Willkommen, allerseits! Vor Ihnen steht "Kaiser Maximilian I. (1459-1519)", ein faszinierendes Porträt des Malers Bernhard Strigel. Das genaue Entstehungsdatum ist zwar unbekannt, doch dieses exquisite Gemälde misst 30,2 Zentimeter in der Höhe und 39,4 Zentimeter in der Breite.

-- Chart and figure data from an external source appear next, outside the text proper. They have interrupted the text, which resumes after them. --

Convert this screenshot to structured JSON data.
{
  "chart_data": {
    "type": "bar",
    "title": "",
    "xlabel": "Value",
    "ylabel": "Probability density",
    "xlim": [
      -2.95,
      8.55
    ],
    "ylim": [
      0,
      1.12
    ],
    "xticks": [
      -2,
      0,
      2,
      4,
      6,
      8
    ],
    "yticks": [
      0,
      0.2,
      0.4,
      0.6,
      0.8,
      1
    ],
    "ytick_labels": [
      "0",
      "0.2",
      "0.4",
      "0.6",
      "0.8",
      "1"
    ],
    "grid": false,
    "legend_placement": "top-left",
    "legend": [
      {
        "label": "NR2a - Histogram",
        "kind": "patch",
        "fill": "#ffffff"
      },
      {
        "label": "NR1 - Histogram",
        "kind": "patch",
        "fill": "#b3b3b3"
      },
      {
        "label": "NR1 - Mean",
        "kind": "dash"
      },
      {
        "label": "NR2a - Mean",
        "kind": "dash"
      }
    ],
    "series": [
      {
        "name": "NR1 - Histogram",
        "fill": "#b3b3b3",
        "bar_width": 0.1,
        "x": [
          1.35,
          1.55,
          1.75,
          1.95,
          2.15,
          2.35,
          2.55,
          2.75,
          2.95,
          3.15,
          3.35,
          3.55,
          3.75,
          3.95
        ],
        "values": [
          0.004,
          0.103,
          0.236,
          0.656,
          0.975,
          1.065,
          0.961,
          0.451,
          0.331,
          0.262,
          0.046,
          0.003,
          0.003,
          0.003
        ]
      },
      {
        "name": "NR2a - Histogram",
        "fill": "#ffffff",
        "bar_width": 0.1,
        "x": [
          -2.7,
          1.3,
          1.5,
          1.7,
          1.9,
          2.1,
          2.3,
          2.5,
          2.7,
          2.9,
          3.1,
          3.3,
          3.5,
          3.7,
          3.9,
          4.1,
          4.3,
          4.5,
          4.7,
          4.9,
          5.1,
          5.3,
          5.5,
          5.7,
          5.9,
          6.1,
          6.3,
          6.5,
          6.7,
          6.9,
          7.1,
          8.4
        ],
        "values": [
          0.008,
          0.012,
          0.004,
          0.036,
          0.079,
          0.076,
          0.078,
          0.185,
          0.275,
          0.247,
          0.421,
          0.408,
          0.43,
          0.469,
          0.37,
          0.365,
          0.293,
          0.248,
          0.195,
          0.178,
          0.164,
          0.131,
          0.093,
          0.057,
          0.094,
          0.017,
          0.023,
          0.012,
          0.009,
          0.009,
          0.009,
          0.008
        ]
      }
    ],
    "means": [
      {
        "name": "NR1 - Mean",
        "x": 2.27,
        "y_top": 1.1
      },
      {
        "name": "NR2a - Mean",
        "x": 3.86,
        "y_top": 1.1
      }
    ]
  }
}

Das Gemälde zeigt Maximilian I., den römisch-deutschen Kaiser, in einer Dreiviertelansicht, sein Blick ist subtil nach rechts gerichtet. Er ist von der Brust aufwärts dargestellt und trägt eine luxuriöse, dunkelrotbraune Robe mit hohem Kragen und einem reich verzierten, goldenen und dunkel gefärbten, juwelenbesetzten Halsausschnitt. Der schwere Stoff der Robe ist meisterhaft mit zarten Falten und Schatten wiedergegeben. Über der Robe trägt er einen karmesinroten quadratischen Hut, charakteristisch für die Mode der damaligen Zeit. Sein blondes Haar, mittig gescheitelt, fällt ihm bis auf die Schultern und umrahmt einen hellen Teint und scharf definierte Gesichtszüge, darunter eine markante Nase. Sein Ausdruck ist ernst und nachdenklich.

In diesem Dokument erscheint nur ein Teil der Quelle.